Danish government backs removing children from gang-connected families

Denmark’s government wants authorities to be able to move children out of families in which parents are gang members and is likely to formalise the measure in parliament.

Danish government backs removing children from gang-connected families

The justice spokesperson with senior coalition partner the Social Democrats, Bjørn Brandenborg, told regional media TV2 Fyn that he wants authorities to have the power to remove children from their families in certain circumstances where the parents are gang members.

Brandenborg’s comments came on Monday, after Odense Municipality said it had spent 226 million kroner since 2009 on social services for eight specific families with gang connections.

“There is simply a need for us to give the authorities full backing and power to forcibly remove children early so we break the food chain and the children don’t become part of gang circles,” he said.
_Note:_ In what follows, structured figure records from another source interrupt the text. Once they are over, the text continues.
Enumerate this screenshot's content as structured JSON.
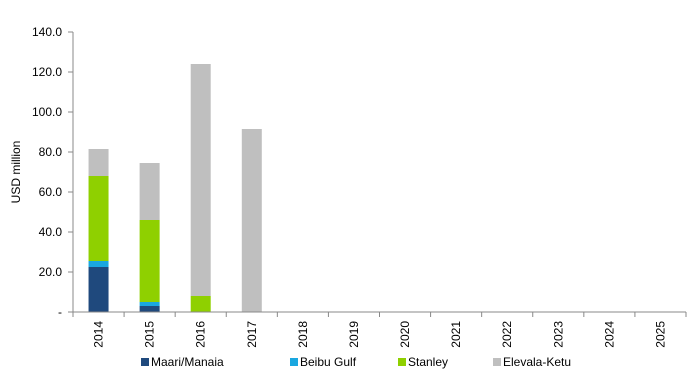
{
  "chart_data": {
    "type": "bar",
    "stacked": true,
    "categories": [
      "2014",
      "2015",
      "2016",
      "2017",
      "2018",
      "2019",
      "2020",
      "2021",
      "2022",
      "2023",
      "2024",
      "2025"
    ],
    "series": [
      {
        "name": "Maari/Manaia",
        "color": "#1f497d",
        "values": [
          22.5,
          3,
          0,
          0,
          0,
          0,
          0,
          0,
          0,
          0,
          0,
          0
        ]
      },
      {
        "name": "Beibu Gulf",
        "color": "#1aa7e0",
        "values": [
          3,
          2,
          0,
          0,
          0,
          0,
          0,
          0,
          0,
          0,
          0,
          0
        ]
      },
      {
        "name": "Stanley",
        "color": "#8fd000",
        "values": [
          42.5,
          41,
          8,
          0,
          0,
          0,
          0,
          0,
          0,
          0,
          0,
          0
        ]
      },
      {
        "name": "Elevala-Ketu",
        "color": "#bfbfbf",
        "values": [
          13.5,
          28.5,
          116,
          91.5,
          0,
          0,
          0,
          0,
          0,
          0,
          0,
          0
        ]
      }
    ],
    "ylabel": "USD million",
    "xlabel": "",
    "title": "",
    "ylim": [
      0,
      140
    ],
    "y_ticks": [
      0,
      20,
      40,
      60,
      80,
      100,
      120,
      140
    ],
    "y_tick_labels": [
      "-",
      "20.0",
      "40.0",
      "60.0",
      "80.0",
      "100.0",
      "120.0",
      "140.0"
    ],
    "grid": false,
    "legend_position": "bottom"
  }
}
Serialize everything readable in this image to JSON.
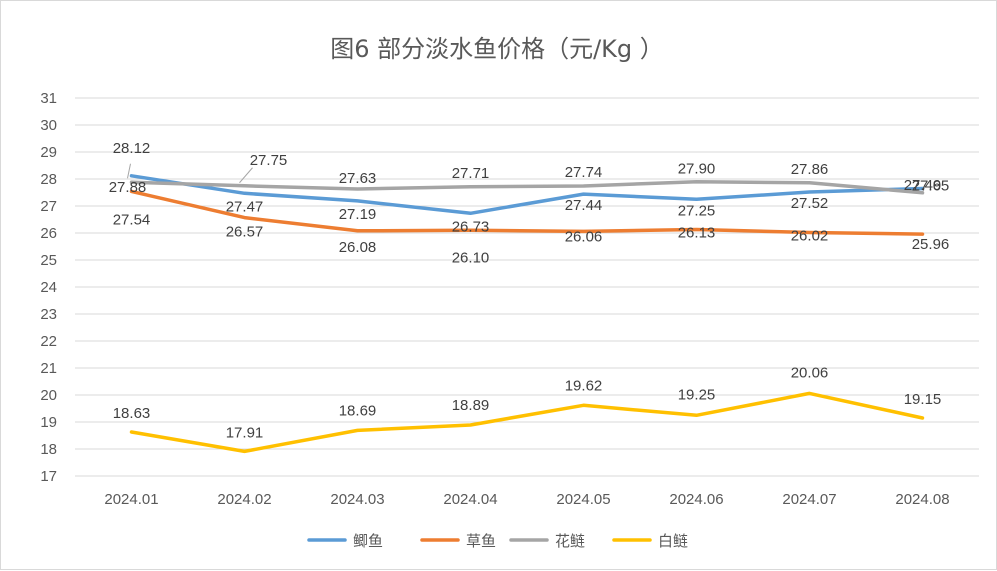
{
  "chart_data": {
    "type": "line",
    "title": "图6  部分淡水鱼价格（元/Kg ）",
    "xlabel": "",
    "ylabel": "",
    "categories": [
      "2024.01",
      "2024.02",
      "2024.03",
      "2024.04",
      "2024.05",
      "2024.06",
      "2024.07",
      "2024.08"
    ],
    "ylim": [
      17,
      31
    ],
    "y_ticks": [
      "17",
      "18",
      "19",
      "20",
      "21",
      "22",
      "23",
      "24",
      "25",
      "26",
      "27",
      "28",
      "29",
      "30",
      "31"
    ],
    "grid": true,
    "legend_position": "bottom",
    "series": [
      {
        "name": "鲫鱼",
        "color": "#5b9bd5",
        "values": [
          28.12,
          27.47,
          27.19,
          26.73,
          27.44,
          27.25,
          27.52,
          27.65
        ],
        "labels": [
          "28.12",
          "27.47",
          "27.19",
          "26.73",
          "27.44",
          "27.25",
          "27.52",
          "27.65"
        ]
      },
      {
        "name": "草鱼",
        "color": "#ed7d31",
        "values": [
          27.54,
          26.57,
          26.08,
          26.1,
          26.06,
          26.13,
          26.02,
          25.96
        ],
        "labels": [
          "27.54",
          "26.57",
          "26.08",
          "26.10",
          "26.06",
          "26.13",
          "26.02",
          "25.96"
        ]
      },
      {
        "name": "花鲢",
        "color": "#a5a5a5",
        "values": [
          27.88,
          27.75,
          27.63,
          27.71,
          27.74,
          27.9,
          27.86,
          27.49
        ],
        "labels": [
          "27.88",
          "27.75",
          "27.63",
          "27.71",
          "27.74",
          "27.90",
          "27.86",
          "27.49"
        ]
      },
      {
        "name": "白鲢",
        "color": "#ffc000",
        "values": [
          18.63,
          17.91,
          18.69,
          18.89,
          19.62,
          19.25,
          20.06,
          19.15
        ],
        "labels": [
          "18.63",
          "17.91",
          "18.69",
          "18.89",
          "19.62",
          "19.25",
          "20.06",
          "19.15"
        ]
      }
    ]
  }
}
The measure will be voted on in parliament “within a few weeks”, he said.

An earlier agreement on anti-gang crime measures, which was announced by the government last November, includes provisions for measures of this nature, Brandenborg later confirmed to newswire Ritzau.

“Information [confirming] that close family members of a child or young person have been convicted for gang crime must be included as a significant and element in the municipality’s assessment” of whether an intervention is justified, the agreement states according to Ritzau.

The relevant part of November’s political agreement is expected to be voted on in parliament this month.

READ ALSO: Denmark cracks down on gang crime with extensive new agreement

Last year, Justice Minister Peter Hummelgaard told political media Altinget that family relations to a gang member could be a parameter used by authorities when assessing whether a child should be forcibly removed from parents.

In the May 2023 interview, Hummelgaard called the measure a “hard and far-reaching measure”.